Após ser entrevistada pelo gerente e fazer o teste de
datilografia, fui contratada. O salário? Era igual ao que recebia como
camareira: um salário de menor. Assim se chamava o meio salário mínimo que era
pago aos menores que trabalhavam na época. Naquele momento, porém, isso não
importava. O que eu buscava era experiência para, algum dia, trabalhar no
escritório de uma empresa de renome internacional, junto à alta administração.
No escritório dessa empresa de representações, exerci a
função de recepcionista, telefonista e datilógrafa por oito meses. A maioria do
meu tempo de trabalho era destinada à datilografia e à reprodução de
documentos. Foi nesse período que aprendi a usar um dos principais equipamentos
de comunicação escrita instantânea da época: o telex, que sinalizava o fim das
semanas e semanas de espera pelas correspondências enviadas via correio.

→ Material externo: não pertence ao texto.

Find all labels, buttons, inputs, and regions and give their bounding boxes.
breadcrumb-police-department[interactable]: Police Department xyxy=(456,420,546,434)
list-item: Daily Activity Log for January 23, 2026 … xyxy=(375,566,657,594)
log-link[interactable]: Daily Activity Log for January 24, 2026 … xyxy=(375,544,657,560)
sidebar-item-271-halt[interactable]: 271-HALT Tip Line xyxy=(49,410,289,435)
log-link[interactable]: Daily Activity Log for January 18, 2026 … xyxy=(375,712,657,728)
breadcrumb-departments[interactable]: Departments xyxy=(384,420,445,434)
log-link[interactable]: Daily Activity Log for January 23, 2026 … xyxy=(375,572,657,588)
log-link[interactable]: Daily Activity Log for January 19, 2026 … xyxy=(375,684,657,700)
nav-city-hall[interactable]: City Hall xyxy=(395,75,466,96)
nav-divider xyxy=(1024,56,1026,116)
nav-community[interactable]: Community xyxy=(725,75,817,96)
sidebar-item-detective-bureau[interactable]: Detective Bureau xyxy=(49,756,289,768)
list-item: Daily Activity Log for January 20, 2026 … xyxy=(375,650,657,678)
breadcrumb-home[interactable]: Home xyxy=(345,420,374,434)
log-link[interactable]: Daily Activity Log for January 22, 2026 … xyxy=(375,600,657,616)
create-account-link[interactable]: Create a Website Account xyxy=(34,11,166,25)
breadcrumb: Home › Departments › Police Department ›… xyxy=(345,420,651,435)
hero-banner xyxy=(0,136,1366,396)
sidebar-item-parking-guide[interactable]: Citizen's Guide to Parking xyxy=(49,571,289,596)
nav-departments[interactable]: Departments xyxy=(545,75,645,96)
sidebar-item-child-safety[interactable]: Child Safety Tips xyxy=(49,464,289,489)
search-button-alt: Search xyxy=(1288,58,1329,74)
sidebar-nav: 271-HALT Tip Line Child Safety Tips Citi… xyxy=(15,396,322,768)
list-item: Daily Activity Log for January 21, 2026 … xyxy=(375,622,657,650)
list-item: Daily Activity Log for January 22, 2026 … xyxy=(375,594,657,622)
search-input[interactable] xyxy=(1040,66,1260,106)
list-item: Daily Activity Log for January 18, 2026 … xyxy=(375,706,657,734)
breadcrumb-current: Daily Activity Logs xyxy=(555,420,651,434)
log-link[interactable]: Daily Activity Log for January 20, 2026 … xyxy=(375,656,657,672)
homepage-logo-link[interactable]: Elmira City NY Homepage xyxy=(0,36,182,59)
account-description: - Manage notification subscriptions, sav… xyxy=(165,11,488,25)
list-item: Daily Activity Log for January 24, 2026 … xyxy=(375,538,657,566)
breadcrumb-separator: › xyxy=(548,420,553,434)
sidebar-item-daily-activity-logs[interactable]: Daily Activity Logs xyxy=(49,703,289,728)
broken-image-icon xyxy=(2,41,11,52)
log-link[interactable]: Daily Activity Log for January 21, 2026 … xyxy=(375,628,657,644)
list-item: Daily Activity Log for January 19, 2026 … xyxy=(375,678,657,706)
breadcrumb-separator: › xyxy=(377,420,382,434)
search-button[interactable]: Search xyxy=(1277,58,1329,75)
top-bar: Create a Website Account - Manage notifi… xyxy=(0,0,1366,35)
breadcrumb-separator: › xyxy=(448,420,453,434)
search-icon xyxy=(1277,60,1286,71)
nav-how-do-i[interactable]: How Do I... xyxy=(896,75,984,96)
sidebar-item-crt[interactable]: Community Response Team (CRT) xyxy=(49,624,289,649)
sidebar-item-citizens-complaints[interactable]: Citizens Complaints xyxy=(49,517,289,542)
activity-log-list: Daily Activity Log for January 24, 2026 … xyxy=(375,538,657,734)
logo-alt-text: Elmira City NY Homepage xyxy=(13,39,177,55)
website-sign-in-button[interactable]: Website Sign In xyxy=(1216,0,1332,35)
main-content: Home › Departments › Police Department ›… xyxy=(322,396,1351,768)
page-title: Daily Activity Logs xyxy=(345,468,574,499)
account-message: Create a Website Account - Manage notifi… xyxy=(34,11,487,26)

Logo que comecei a trabalhar nesse escritório, passei a
admirar a secretária do gerente: uma profissional competente, dinâmica e
respeitada por todos os representantes e fornecedores da empresa. Eu a considerava
privilegiada por dispor de uma máquina de escrever elétrica, que lhe permitia realizar
um trabalho muito mais apresentável.
Eu só tive este privilégio alguns meses depois, em novembro
de 1976, quando comecei a trabalhar no escritório de uma indústria produtora de
fios de algodão. Fui contratada para secretariar o gerente administrativo-financeiro,
embora, fosse registrada como auxiliar de serviços administrativos. Na época ainda não existia a Lei 7.377/85, que
regulamenta a profissão de secretário(a). Hoje, a lei existe, mas muitas
empresas insistem em registrar secretários(as) como auxiliares ou assistentes.
No contexto
tecnológico atual, talvez pareça difícil de acreditar, mas a máquina de
escrever elétrica com que trabalhei nessa indústria revolucionou minha vida
profissional, pois era equipada com uma fita corretiva, que evitava o
retrabalho de datilografar uma página inteira em função de um ou outro erro. O
surgimento da reprografia também foi de grande valia para agilizar as
atividades.
No escritório
desta indústria produtora de fios também aprendi a elaborar os documentos
necessários para exportação e importação de mercadorias. E, embora meu
envolvimento fosse meramente burocrático e operacional, cresceu em mim o
fascínio pelo mundo do comércio exterior e, com ele, a vontade de aprender
inglês e alemão for business purposes.
Admirava sobremaneira a competência de redigir e conversar em inglês da
secretária do diretor de exportação. Decidi qualificar-me para “ser ela
amanhã”.
Aos dezoito
anos, quando me perguntavam:
―
O
que você quer ser daqui a 10 anos?
Respondia
convicta:
―
Secretária
executiva trilíngue de uma empresa de renome internacional.
Hoje, percebo
que o que manteve meu foco e delineou minha trajetória foi a atitude pautada
nos 3Ds: determinação, dedicação e disciplina.
Não sou
professora de comportamento profissional e social por acaso. Um episódio aparentemente
comum, ocorrido na indústria de fios, marcou e redirecionou minha trajetória
profissional. Vamos a ele.
Em certa
ocasião – ainda no ano de 1976 - a empresa recebeu a visita de três gerentes de
renomado banco internacional, muito bem vestidos e alinhados com seus ternos
escuros. Os ilustres visitantes foram recepcionados pelo meu chefe.
Na hora de
servir o café, no caminho entre a copa e a sala de reuniões, com a bandeja de
inox nas mãos, entrei em pânico, comecei a tremer, e os pires ficaram
encharcados do precioso líquido escuro. Habilidade zero. Quando os visitantes
foram embora, o gerente me chamou na sala dele e disse:
―
Desta
vez passa, na próxima sirva o café de forma impecável!
“Manda quem
pode, obedece quem tem juízo”. Você conhece este ditado? Aprendemos aquilo que
sentimos a necessidade de aprender. Naquele dia, prometi a mim mesma que a
elegância seria minha bandeira. Incansavelmente, procurei aprender atitudes
elegantes e exercitá-las no convívio social e profissional. Atitudes, estas,
sempre pautadas no respeito, na cortesia e no bom senso.
Com o passar
do tempo, adquiri inúmeras competências técnicas, mas a forma de lidar com as
pessoas foi o diferencial que me trouxe credibilidade profissional. Por isso,
sempre alerto aos profissionais e estudantes de secretariado: não basta estar
elegante, é preciso ser elegante.
Fonte: Wamser, Eliane. A Secretaria que faz... Blumenau: Nova Letra,
2010, p. 17-20.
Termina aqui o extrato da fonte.